Les trois hommes avaient pour toute provision deux petites boîtes de sardines, quatre boîtes de fèves au lard et un petit morceau de «bannique». Ils dormaient serrés l'un contre l'autre, l'Indien se levant de temps à autre pour jeter d'autres bûches sur le feu de camp.

À cette époque, le pilote servait en même temps de mécanicien et il devait charger lui-même les marchandises à bord de son appareil; il arrivait donc souvent qu'il demande à un passager de tenir le manche à balai pendant qu'il piquait un «p'tit somme» qui se prolongeait quand le passager prenait goût à l'aventure.
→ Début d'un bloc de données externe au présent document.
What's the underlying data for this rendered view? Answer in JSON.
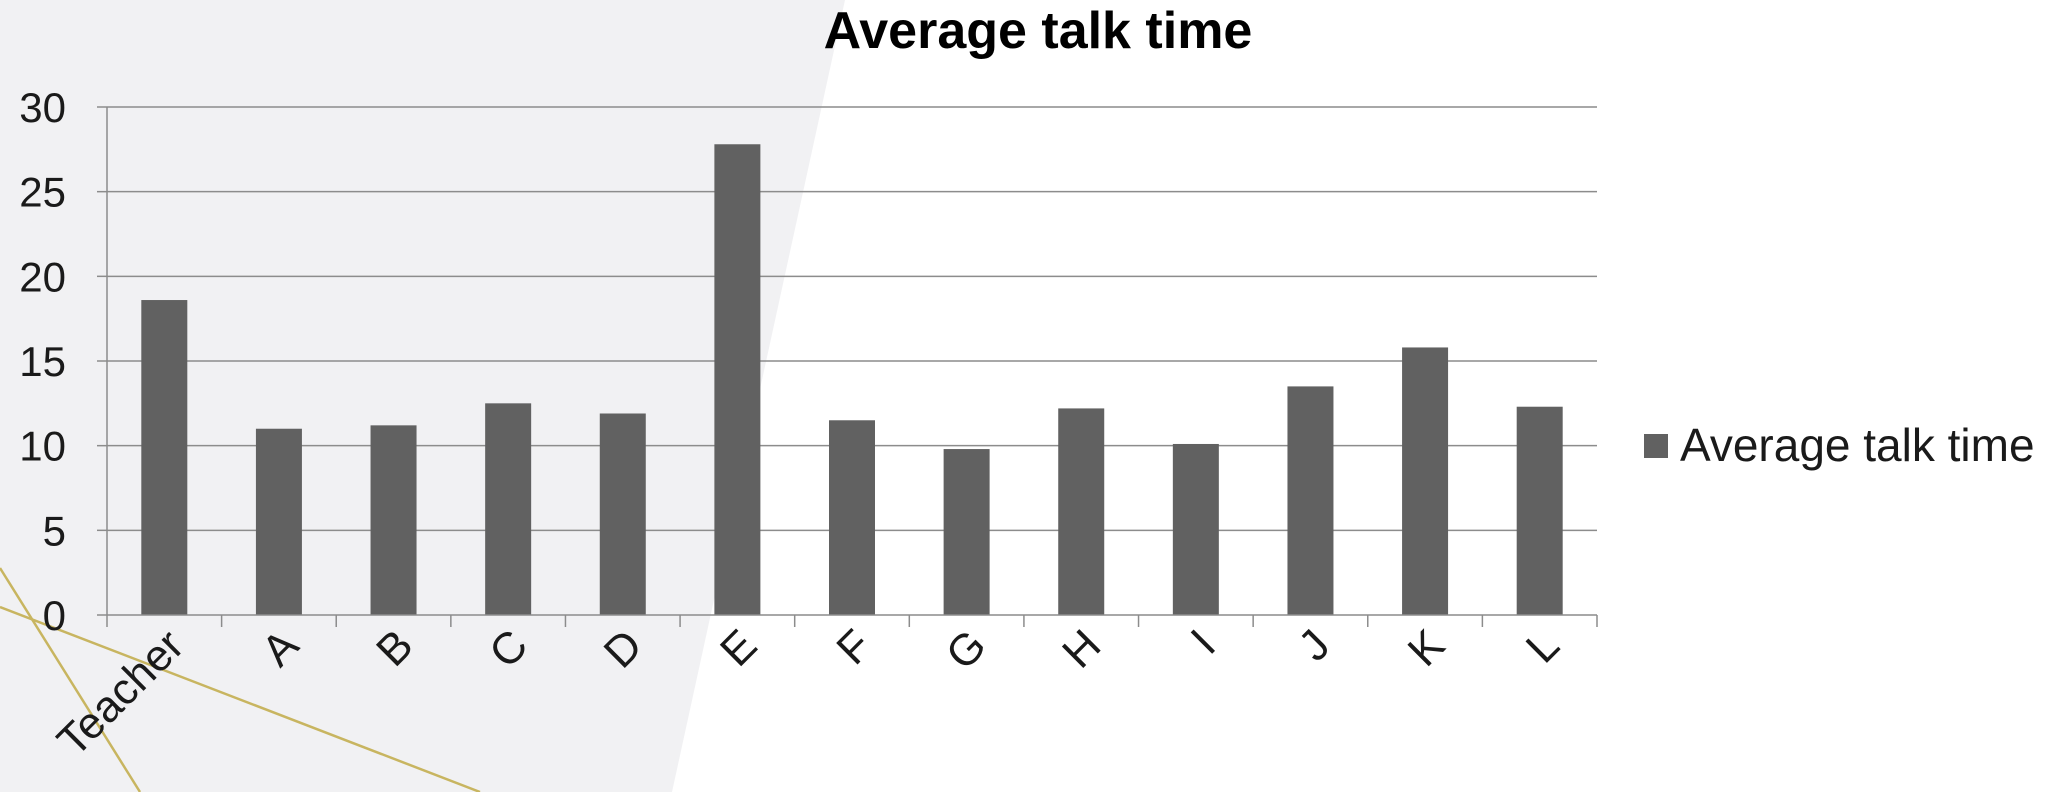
{
  "chart_data": {
    "type": "bar",
    "title": "Average talk time",
    "categories": [
      "Teacher",
      "A",
      "B",
      "C",
      "D",
      "E",
      "F",
      "G",
      "H",
      "I",
      "J",
      "K",
      "L"
    ],
    "series": [
      {
        "name": "Average talk time",
        "color": "#616161",
        "values": [
          18.6,
          11.0,
          11.2,
          12.5,
          11.9,
          27.8,
          11.5,
          9.8,
          12.2,
          10.1,
          13.5,
          15.8,
          12.3
        ]
      }
    ],
    "ylim": [
      0,
      30
    ],
    "yticks": [
      "0",
      "5",
      "10",
      "15",
      "20",
      "25",
      "30"
    ],
    "grid": true,
    "legend_position": "right",
    "colors": {
      "bar": "#616161",
      "grid": "#8c8c8c",
      "background_panel": "#f1f1f3",
      "decor_line": "#c8b560"
    }
  }
}
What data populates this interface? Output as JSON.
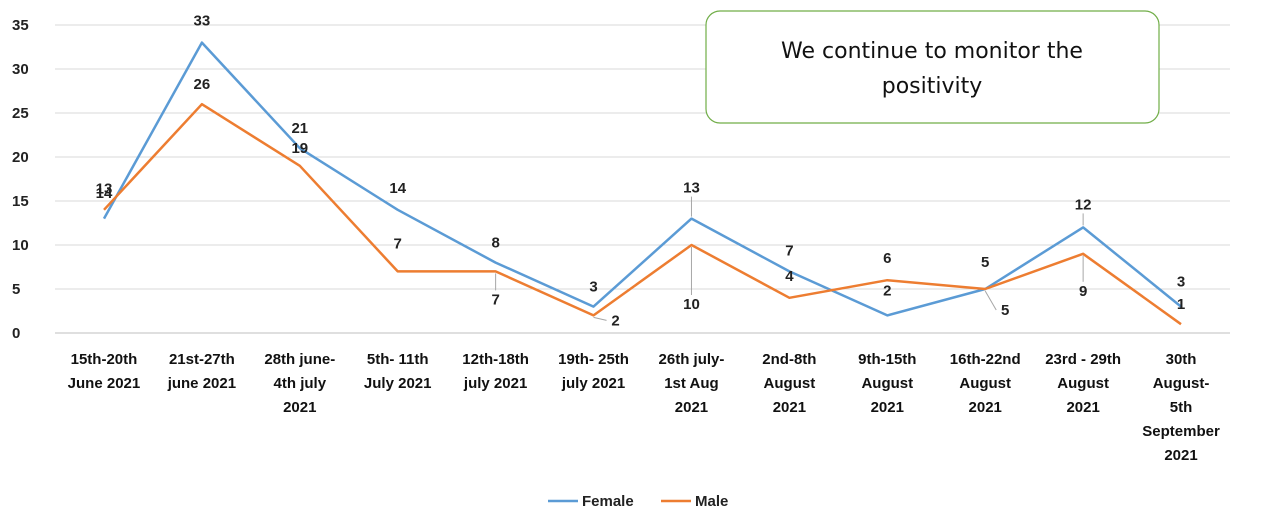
{
  "chart_data": {
    "type": "line",
    "categories": [
      [
        "15th-20th",
        "June 2021"
      ],
      [
        "21st-27th",
        "june 2021"
      ],
      [
        "28th june-",
        "4th july",
        "2021"
      ],
      [
        "5th- 11th",
        "July 2021"
      ],
      [
        "12th-18th",
        "july 2021"
      ],
      [
        "19th- 25th",
        "july 2021"
      ],
      [
        "26th july-",
        "1st Aug",
        "2021"
      ],
      [
        "2nd-8th",
        "August",
        "2021"
      ],
      [
        "9th-15th",
        "August",
        "2021"
      ],
      [
        "16th-22nd",
        "August",
        "2021"
      ],
      [
        "23rd - 29th",
        "August",
        "2021"
      ],
      [
        "30th",
        "August-",
        "5th",
        "September",
        "2021"
      ]
    ],
    "series": [
      {
        "name": "Female",
        "color": "#5b9bd5",
        "values": [
          13,
          33,
          21,
          14,
          8,
          3,
          13,
          7,
          2,
          5,
          12,
          3
        ]
      },
      {
        "name": "Male",
        "color": "#ed7d31",
        "values": [
          14,
          26,
          19,
          7,
          7,
          2,
          10,
          4,
          6,
          5,
          9,
          1
        ]
      }
    ],
    "ylim": [
      0,
      35
    ],
    "yticks": [
      0,
      5,
      10,
      15,
      20,
      25,
      30,
      35
    ],
    "grid": true,
    "legend": "bottom",
    "title": "",
    "xlabel": "",
    "ylabel": ""
  },
  "callout": {
    "lines": [
      "We continue to monitor the",
      "positivity"
    ],
    "border_color": "#70ad47"
  }
}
Le magistrat affirme avoir piloté au moins 17 sortes d'appareils différents.

Joseph-Émile Lussier fut magistrat jusqu'en 1957, alors qu'il prit une demi-retraite, se joignant à un cabinet d'avocats de Prince-Albert. Une île du lac La Ronge a été nommée en l'honneur du «magistrat volant» en 1964.

(citation in extenso: dossier D.C. Williams aux Archives provinciales; renseignements: Le Patriote de l'Ouest, 16 août 1922, p. 8; Prince Albert Herald, 6 octobre 1964, p. 3, 15 janvier 1972, p. 5)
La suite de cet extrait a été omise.